Après le drame du marché de Berlin, Angela Merkel a annoncé "prier" pour les victimes, une formule inimaginable dans la bouche d’un président de la République français.

Yves Thréard revient aujourd’hui sur la prière d’Angela Merkel.

"Nous prions" pour eux. Sous-entendu : les victimes et les blessés de l’attaque terroriste de Berlin. S’est ainsi que s’est exprimée mardi Angela Merkel.

Oui, elle a dit : "nous prions". Formule inimaginable dans la bouche d’un président de la République français, dans notre "République indivisible, laïque, démocratique et sociale", comme il est écrit dans l’article premier de notre Constitution.

Quelles que soient les circonstances, pareille référence religieuse ferait bondir les bouffeurs de curés, les militants de la cause laïque, les zélateurs de la loi de 1905 sur la séparation des Églises et de l’État. La polémique serait intense. Rappelons-nous que le Général de Gaulle, catholique croyant et pratiquant, refusait de communier lorsqu’il était en représentation officielle.

Les religions ont une tout autre place en Allemagne.

En Allemagne, comme aux États-Unis, cette stricte séparation entre les Églises et l’État n’existe pas. En vertu de l’article 56 de la Loi fondamentale – la constitution allemande -, quand le nouveau chancelier prête serment devant le Bundestag, il finit par un : "Si Dieu me prête assistance".

Les Églises, catholique et protestante, collaborent étroitement à l’action publique, notamment pour aider les plus modestes, et les Allemands baptisés sont même soumis à un impôt obligatoire qui finance leur religion.

Au-delà, il faut savoir que la foi guide l’action d’Angela Merkel, protestante et fille de pasteur. Elle explique sa main tendue aux migrants, ce qui lui est reproché aujourd’hui. Elle est aussi pour elle un rempart contre l’islamisme. Lors d’une conférence sur ce sujet en Suisse, en 2015, elle appelait les Européens à avoir "le courage d’être chrétiens, de retourner à l’Église".

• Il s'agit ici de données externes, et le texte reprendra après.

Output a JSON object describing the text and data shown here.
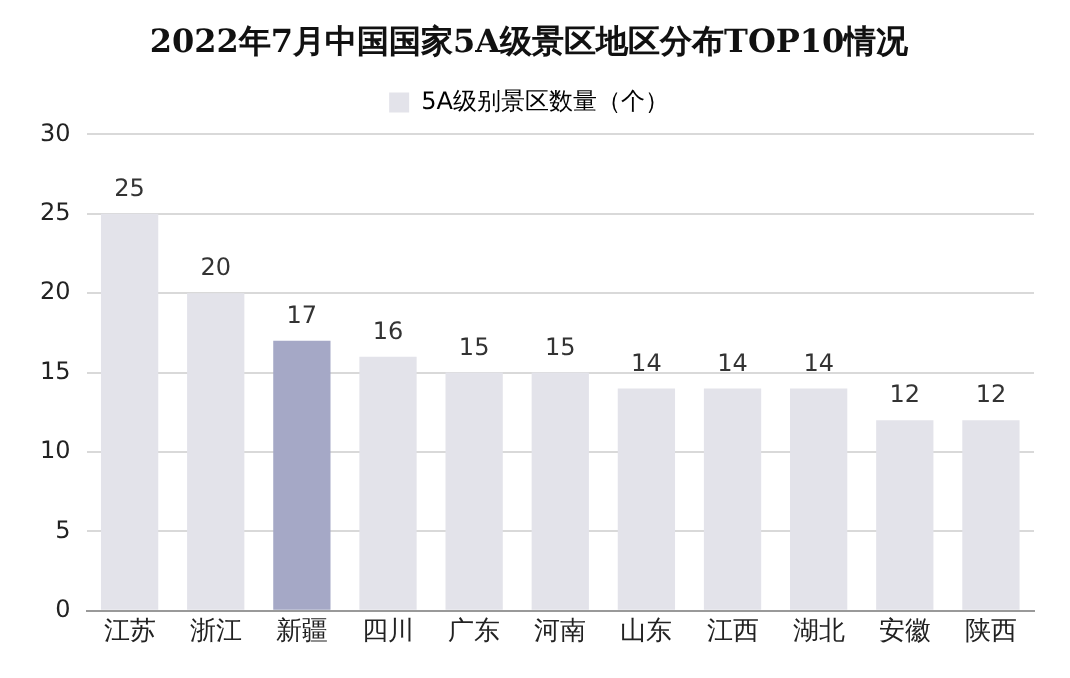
{
  "chart_data": {
    "type": "bar",
    "title": "2022年7月中国国家5A级景区地区分布TOP10情况",
    "categories": [
      "江苏",
      "浙江",
      "新疆",
      "四川",
      "广东",
      "河南",
      "山东",
      "江西",
      "湖北",
      "安徽",
      "陕西"
    ],
    "series": [
      {
        "name": "5A级别景区数量（个）",
        "color": "#e3e3ea",
        "colors": [
          "#e3e3ea",
          "#e3e3ea",
          "#a5a8c6",
          "#e3e3ea",
          "#e3e3ea",
          "#e3e3ea",
          "#e3e3ea",
          "#e3e3ea",
          "#e3e3ea",
          "#e3e3ea",
          "#e3e3ea"
        ],
        "values": [
          25,
          20,
          17,
          16,
          15,
          15,
          14,
          14,
          14,
          12,
          12
        ]
      }
    ],
    "ylim": [
      0,
      30
    ],
    "yticks": [
      0,
      5,
      10,
      15,
      20,
      25,
      30
    ],
    "grid": "y",
    "legend": "top",
    "data_labels": true
  }
}
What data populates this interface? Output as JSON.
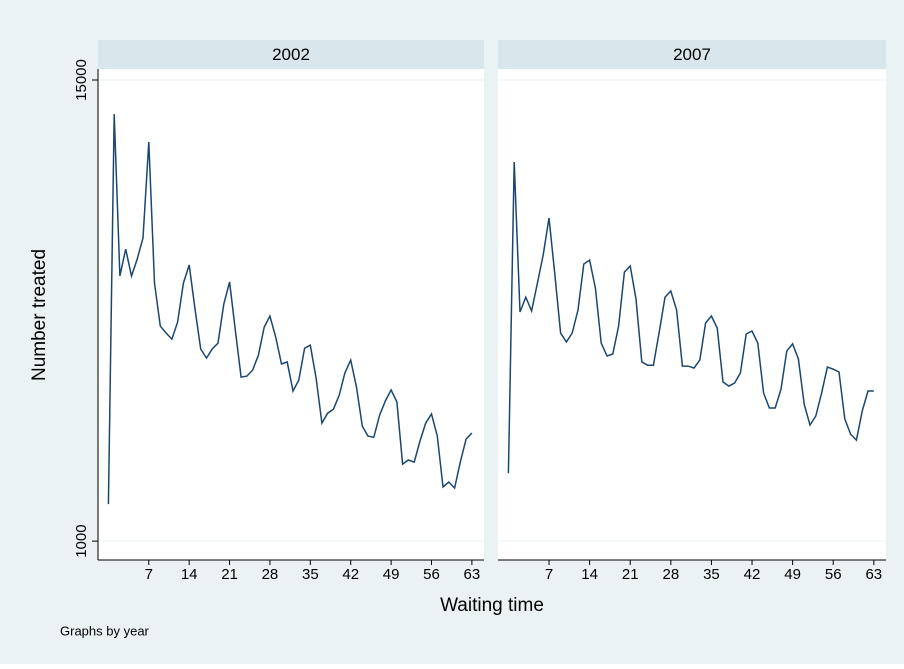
{
  "chart_data": {
    "type": "line",
    "y_label": "Number treated",
    "x_label": "Waiting time",
    "note": "Graphs by year",
    "log_scale": true,
    "grid": true,
    "color": "#1a476f",
    "ylim": [
      895,
      16000
    ],
    "yticks": [
      1000,
      15000
    ],
    "xlim": [
      -1.8,
      65.1
    ],
    "xticks": [
      7,
      14,
      21,
      28,
      35,
      42,
      49,
      56,
      63
    ],
    "x": [
      0,
      1,
      2,
      3,
      4,
      5,
      6,
      7,
      8,
      9,
      10,
      11,
      12,
      13,
      14,
      15,
      16,
      17,
      18,
      19,
      20,
      21,
      22,
      23,
      24,
      25,
      26,
      27,
      28,
      29,
      30,
      31,
      32,
      33,
      34,
      35,
      36,
      37,
      38,
      39,
      40,
      41,
      42,
      43,
      44,
      45,
      46,
      47,
      48,
      49,
      50,
      51,
      52,
      53,
      54,
      55,
      56,
      57,
      58,
      59,
      60,
      61,
      62,
      63
    ],
    "panels": [
      {
        "title": "2002",
        "values": [
          1243,
          12280,
          4745,
          5555,
          4745,
          5240,
          5930,
          10420,
          4550,
          3535,
          3395,
          3275,
          3620,
          4550,
          5060,
          3930,
          3090,
          2930,
          3090,
          3200,
          4025,
          4580,
          3455,
          2620,
          2635,
          2730,
          2980,
          3515,
          3750,
          3315,
          2830,
          2865,
          2415,
          2575,
          3105,
          3160,
          2605,
          2000,
          2120,
          2170,
          2355,
          2685,
          2895,
          2470,
          1965,
          1853,
          1840,
          2095,
          2275,
          2430,
          2263,
          1572,
          1610,
          1590,
          1800,
          2000,
          2110,
          1853,
          1374,
          1415,
          1365,
          1590,
          1820,
          1887
        ]
      },
      {
        "title": "2007",
        "values": [
          1490,
          9265,
          3840,
          4190,
          3865,
          4550,
          5370,
          6670,
          4800,
          3395,
          3220,
          3395,
          3885,
          5090,
          5210,
          4420,
          3200,
          2965,
          3000,
          3535,
          4855,
          5030,
          4145,
          2865,
          2810,
          2810,
          3410,
          4190,
          4345,
          3885,
          2795,
          2795,
          2763,
          2895,
          3600,
          3750,
          3495,
          2545,
          2485,
          2530,
          2685,
          3375,
          3435,
          3200,
          2385,
          2185,
          2185,
          2442,
          3055,
          3185,
          2913,
          2235,
          1977,
          2085,
          2385,
          2780,
          2745,
          2700,
          2048,
          1875,
          1810,
          2145,
          2415,
          2415
        ]
      }
    ]
  }
}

Les racines chrétiennes de l’Europe ne sont pas contestées par les Allemands ?

Effectivement, quand cette notion devait être inscrite dans le préambule du projet de Traité constitutionnel européen, en 2005, c’est Jacques Chirac qui s’y opposa vigoureusement. Le même qui était pour l’entrée de la Turquie dans l’Union européenne.